Cosa ti ha portato a Bangkok?

Come moltissimi il primo impatto con la Thailandia è stata una vacanza. Ero già rimasto fulminato dall’Asia in un precedente viaggio per lavoro e sbarcato a Bangkok forse ho avuto la conferma finale che sentivo mia questa parte di mondo.

Con che visto sei residente?

Al momento essendo titolare di una azienda locale ho il visto business ed il work permit, il documento che in Thailandia permette agli stranieri di lavorare ufficialmente. Per quasi un anno, prima dell’apertura della ditta, avevo un visto da studente, in tutti i casi le soluzioni per stare in Thai un lungo periodo ci sono anche se spesso la burocrazia è un po’ rognosa.

Qual’è il costo della vita in Bangkok?

Essendo stabilmente residenti e lavorando si fa per forza di cosa una vita non da turista mediamente la vita in Thailandia costa 1/3 rispetto all’Italia, per chi fa il turista invece non c’è limite ovviamente ma questo è un altro discorso…

A cosa bisogna fare attenzione vivendo a Bangkok?

Non mi sono mai sentito particolarmente in pericolo a Bangkok, anche in piena notte e da solo. Diciamo che in tutti i casi valgono le stesse regole che si possono applicare a tutte le megalopoli del mondo ovvero evitare di mostrare troppo (orologio costoso, gioielli in vista o mazzette di banconote) e tutte le regole che il buonsenso ci suggerisce normalmente.

Quali sono gli stereotipi da smontare su Bangkok?

Ce ne sono 2 secondo me principali: il primo che sia una città da Terzo Mondo ed il secondo che Bangkok sia solo prostituzione e bassa moralità.

Questa città su molti aspetti è all’avanguardia, ad esempio: wi fi disponibile quasi ovunque anche per strada oppure offerto gratis da molti locali pubblici, negozi ed esercizi pubblici con un lungo orario di apertura oppure con un servizio 24 ore su 24 e 7 giorni su 7, banche ed uffici pubblici con orari di apertura molto lunghi.

Di contro ci sono degli svantaggi che possono rendere la vita a Bangkok un vero inferno come barriere architettoniche, poca sicurezza nei cantieri, traffico elevato.

Sulla prostituzione, immagine a cui la Thailandia e Bangkok sono legate a doppio filo, ci si potrebbe scrivere qualche libro.
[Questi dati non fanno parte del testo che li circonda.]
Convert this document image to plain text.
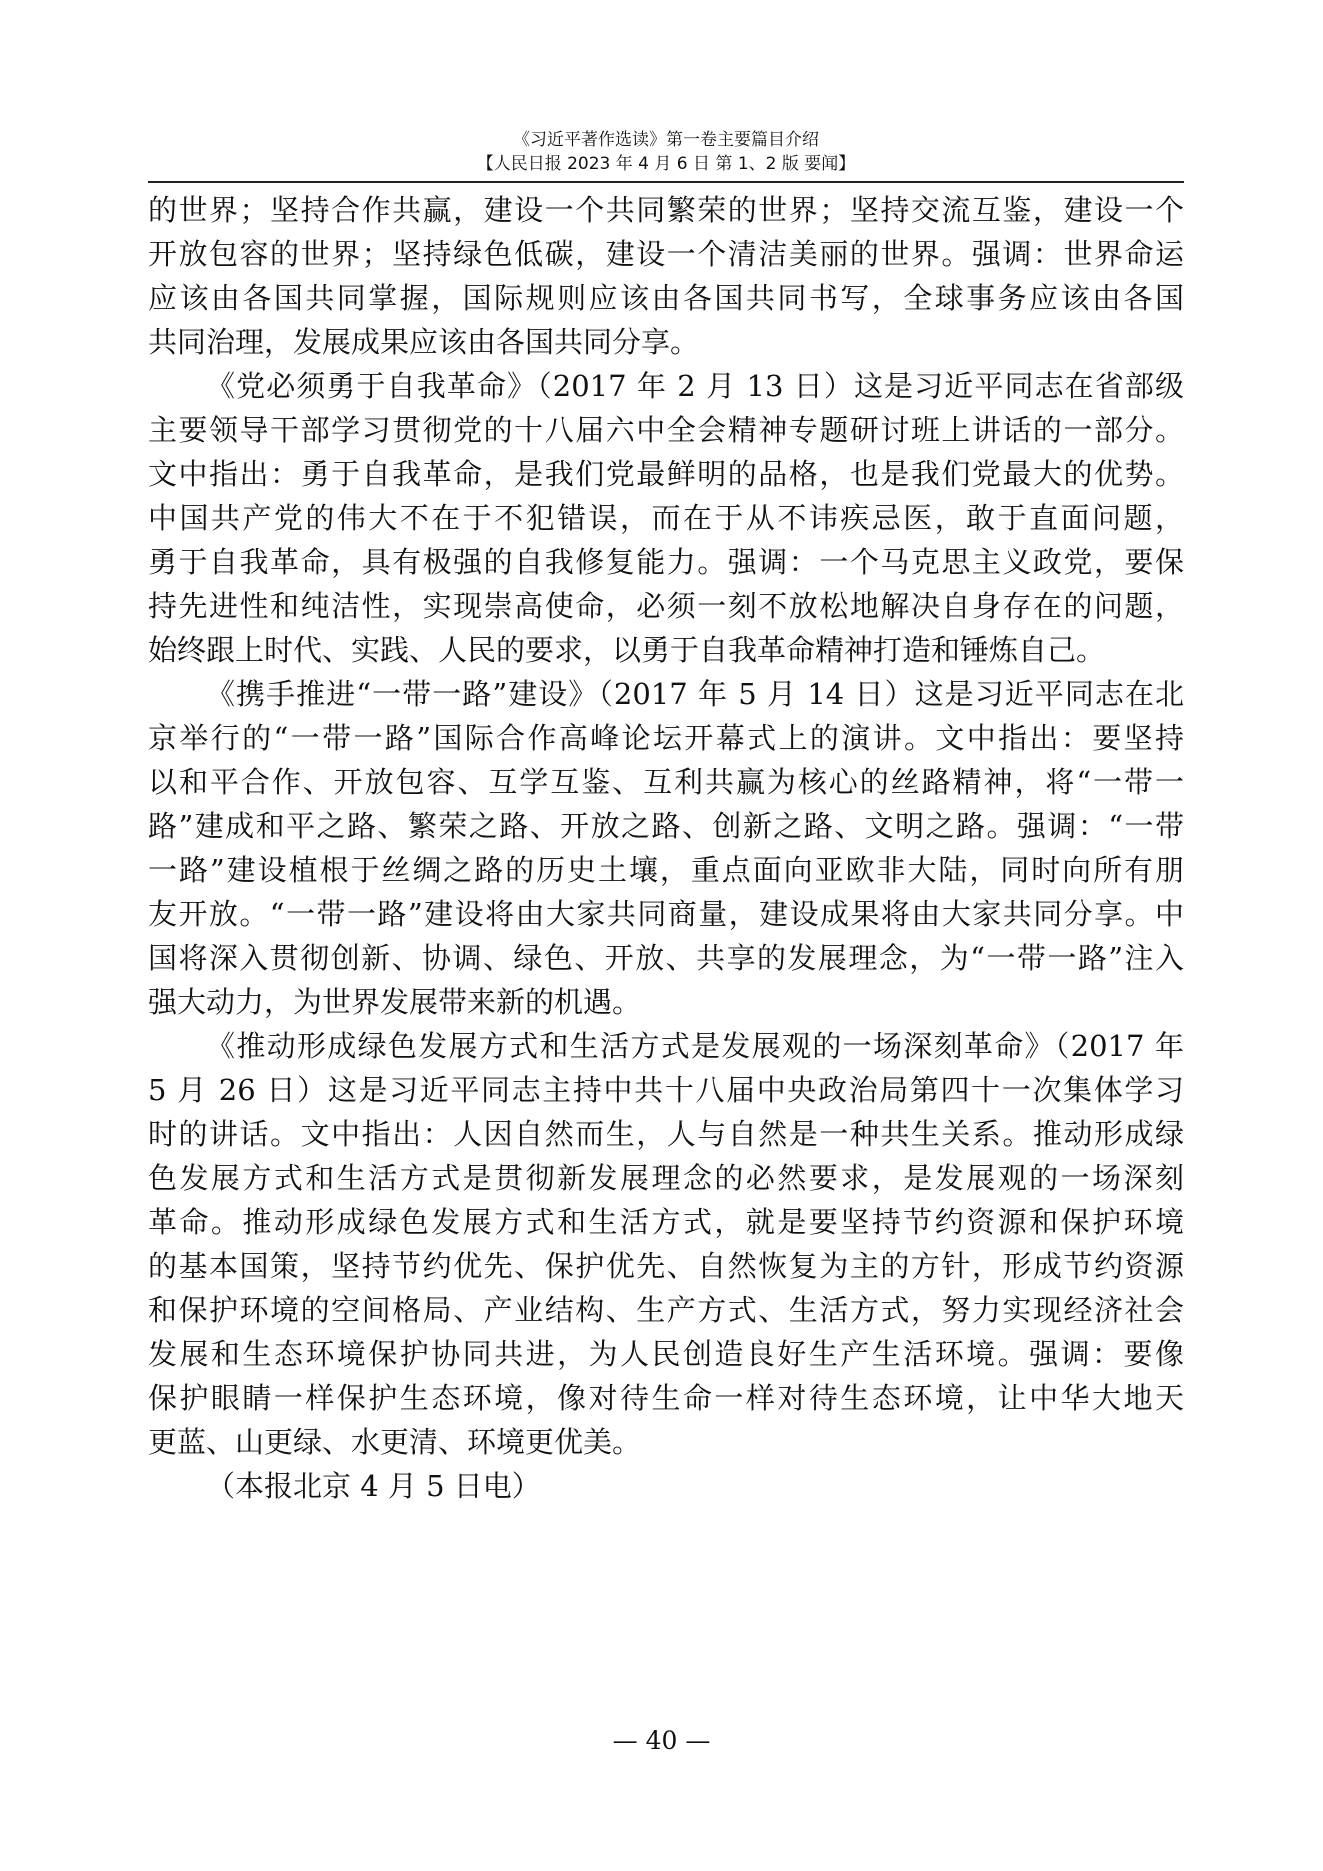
《习近平著作选读》第一卷主要篇目介绍
【人民日报 2023 年 4 月 6 日 第 1、2 版 要闻】
的世界；坚持合作共赢，建设一个共同繁荣的世界；坚持交流互鉴，建设一个
开放包容的世界；坚持绿色低碳，建设一个清洁美丽的世界。强调：世界命运
应该由各国共同掌握，国际规则应该由各国共同书写，全球事务应该由各国
共同治理，发展成果应该由各国共同分享。
《党必须勇于自我革命》（2017 年 2 月 13 日）这是习近平同志在省部级
主要领导干部学习贯彻党的十八届六中全会精神专题研讨班上讲话的一部分。
文中指出：勇于自我革命，是我们党最鲜明的品格，也是我们党最大的优势。
中国共产党的伟大不在于不犯错误，而在于从不讳疾忌医，敢于直面问题，
勇于自我革命，具有极强的自我修复能力。强调：一个马克思主义政党，要保
持先进性和纯洁性，实现崇高使命，必须一刻不放松地解决自身存在的问题，
始终跟上时代、实践、人民的要求，以勇于自我革命精神打造和锤炼自己。
《携手推进“一带一路”建设》（2017 年 5 月 14 日）这是习近平同志在北
京举行的“一带一路”国际合作高峰论坛开幕式上的演讲。文中指出：要坚持
以和平合作、开放包容、互学互鉴、互利共赢为核心的丝路精神，将“一带一
路”建成和平之路、繁荣之路、开放之路、创新之路、文明之路。强调：“一带
一路”建设植根于丝绸之路的历史土壤，重点面向亚欧非大陆，同时向所有朋
友开放。“一带一路”建设将由大家共同商量，建设成果将由大家共同分享。中
国将深入贯彻创新、协调、绿色、开放、共享的发展理念，为“一带一路”注入
强大动力，为世界发展带来新的机遇。
《推动形成绿色发展方式和生活方式是发展观的一场深刻革命》（2017 年
5 月 26 日）这是习近平同志主持中共十八届中央政治局第四十一次集体学习
时的讲话。文中指出：人因自然而生，人与自然是一种共生关系。推动形成绿
色发展方式和生活方式是贯彻新发展理念的必然要求，是发展观的一场深刻
革命。推动形成绿色发展方式和生活方式，就是要坚持节约资源和保护环境
的基本国策，坚持节约优先、保护优先、自然恢复为主的方针，形成节约资源
和保护环境的空间格局、产业结构、生产方式、生活方式，努力实现经济社会
发展和生态环境保护协同共进，为人民创造良好生产生活环境。强调：要像
保护眼睛一样保护生态环境，像对待生命一样对待生态环境，让中华大地天
更蓝、山更绿、水更清、环境更优美。
（本报北京 4 月 5 日电）
— 40 —
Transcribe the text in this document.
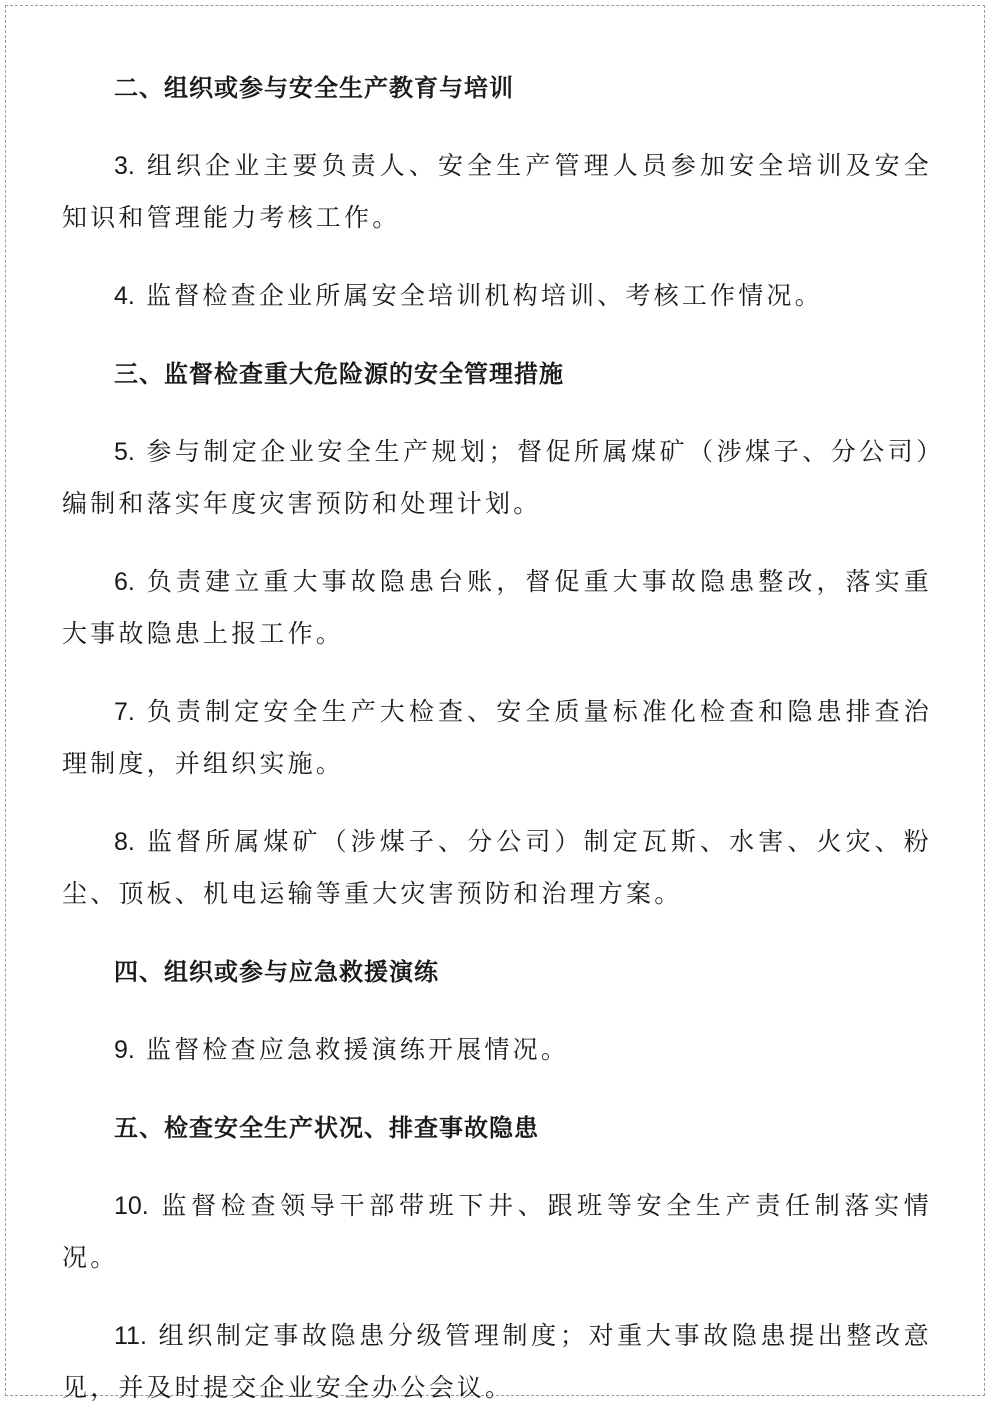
二、组织或参与安全生产教育与培训

3. 组织企业主要负责人、安全生产管理人员参加安全培训及安全知识和管理能力考核工作。

4. 监督检查企业所属安全培训机构培训、考核工作情况。

三、监督检查重大危险源的安全管理措施

5. 参与制定企业安全生产规划；督促所属煤矿（涉煤子、分公司）编制和落实年度灾害预防和处理计划。

6. 负责建立重大事故隐患台账，督促重大事故隐患整改，落实重大事故隐患上报工作。

7. 负责制定安全生产大检查、安全质量标准化检查和隐患排查治理制度，并组织实施。

8. 监督所属煤矿（涉煤子、分公司）制定瓦斯、水害、火灾、粉尘、顶板、机电运输等重大灾害预防和治理方案。

四、组织或参与应急救援演练

9. 监督检查应急救援演练开展情况。

五、检查安全生产状况、排查事故隐患

10. 监督检查领导干部带班下井、跟班等安全生产责任制落实情况。

11. 组织制定事故隐患分级管理制度；对重大事故隐患提出整改意见，并及时提交企业安全办公会议。
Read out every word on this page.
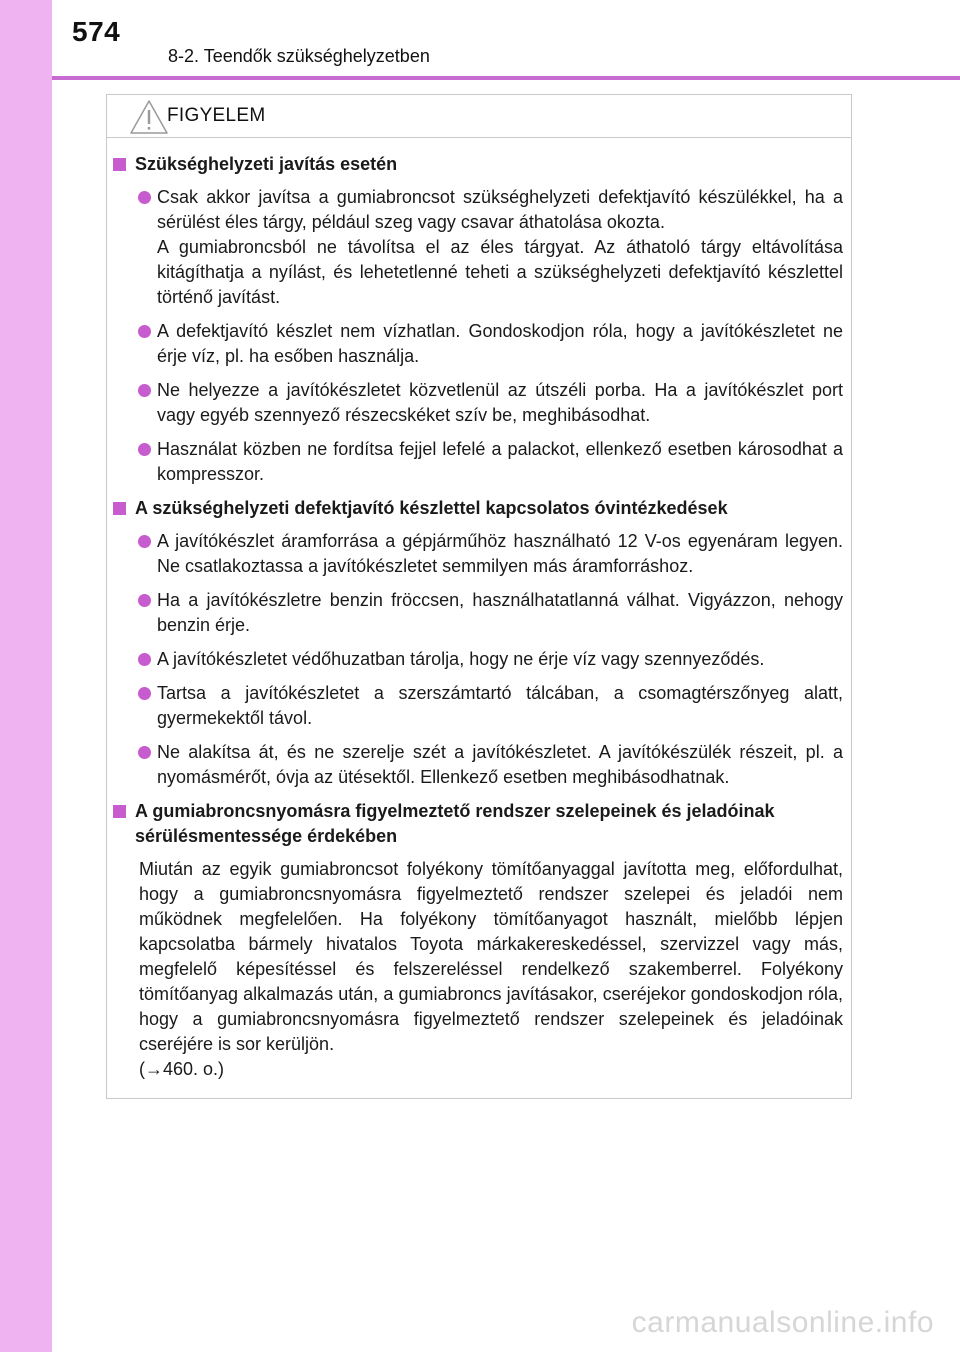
574
8-2. Teendők szükséghelyzetben
FIGYELEM
Szükséghelyzeti javítás esetén

Csak akkor javítsa a gumiabroncsot szükséghelyzeti defektjavító készülékkel, ha a sérülést éles tárgy, például szeg vagy csavar áthatolása okozta.

A gumiabroncsból ne távolítsa el az éles tárgyat. Az áthatoló tárgy eltávolítása kitágíthatja a nyílást, és lehetetlenné teheti a szükséghelyzeti defektjavító készlettel történő javítást.

A defektjavító készlet nem vízhatlan. Gondoskodjon róla, hogy a javítókészletet ne érje víz, pl. ha esőben használja.

Ne helyezze a javítókészletet közvetlenül az útszéli porba. Ha a javítókészlet port vagy egyéb szennyező részecskéket szív be, meghibásodhat.

Használat közben ne fordítsa fejjel lefelé a palackot, ellenkező esetben károsodhat a kompresszor.

A szükséghelyzeti defektjavító készlettel kapcsolatos óvintézkedések

A javítókészlet áramforrása a gépjárműhöz használható 12 V-os egyenáram legyen. Ne csatlakoztassa a javítókészletet semmilyen más áramforráshoz.

Ha a javítókészletre benzin fröccsen, használhatatlanná válhat. Vigyázzon, nehogy benzin érje.

A javítókészletet védőhuzatban tárolja, hogy ne érje víz vagy szennyeződés.

Tartsa a javítókészletet a szerszámtartó tálcában, a csomagtérszőnyeg alatt, gyermekektől távol.

Ne alakítsa át, és ne szerelje szét a javítókészletet. A javítókészülék részeit, pl. a nyomásmérőt, óvja az ütésektől. Ellenkező esetben meghibásodhatnak.

A gumiabroncsnyomásra figyelmeztető rendszer szelepeinek és jeladóinak sérülésmentessége érdekében

Miután az egyik gumiabroncsot folyékony tömítőanyaggal javította meg, előfordulhat, hogy a gumiabroncsnyomásra figyelmeztető rendszer szelepei és jeladói nem működnek megfelelően. Ha folyékony tömítőanyagot használt, mielőbb lépjen kapcsolatba bármely hivatalos Toyota márkakereskedéssel, szervizzel vagy más, megfelelő képesítéssel és felszereléssel rendelkező szakemberrel. Folyékony tömítőanyag alkalmazás után, a gumiabroncs javításakor, cseréjekor gondoskodjon róla, hogy a gumiabroncsnyomásra figyelmeztető rendszer szelepeinek és jeladóinak cseréjére is sor kerüljön.

(→460. o.)

carmanualsonline.info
Quello che vorrei sottolineare è che questa città e questo paese è fatto per la maggior parte di gente onesta e che nulla ha a che fare con il mondo del sex business. Purtroppo l’immagine che dipinge la Thailandia all’estero è ben altra.

Vivere a Bangkok
Foto: Telmo32

Gli aspetti migliori della vita in Thailandia?

Quello che trovo molto importante è il rapporto prezzi/servizi. In Thailandia per dei prezzi umani si hanno dei servizi di buona o spesso alta qualità ovviamente insieme ad altri vantaggi come per esempio la cordialità della gente.

Grazie Niccolo’ ed in bocca al lupo!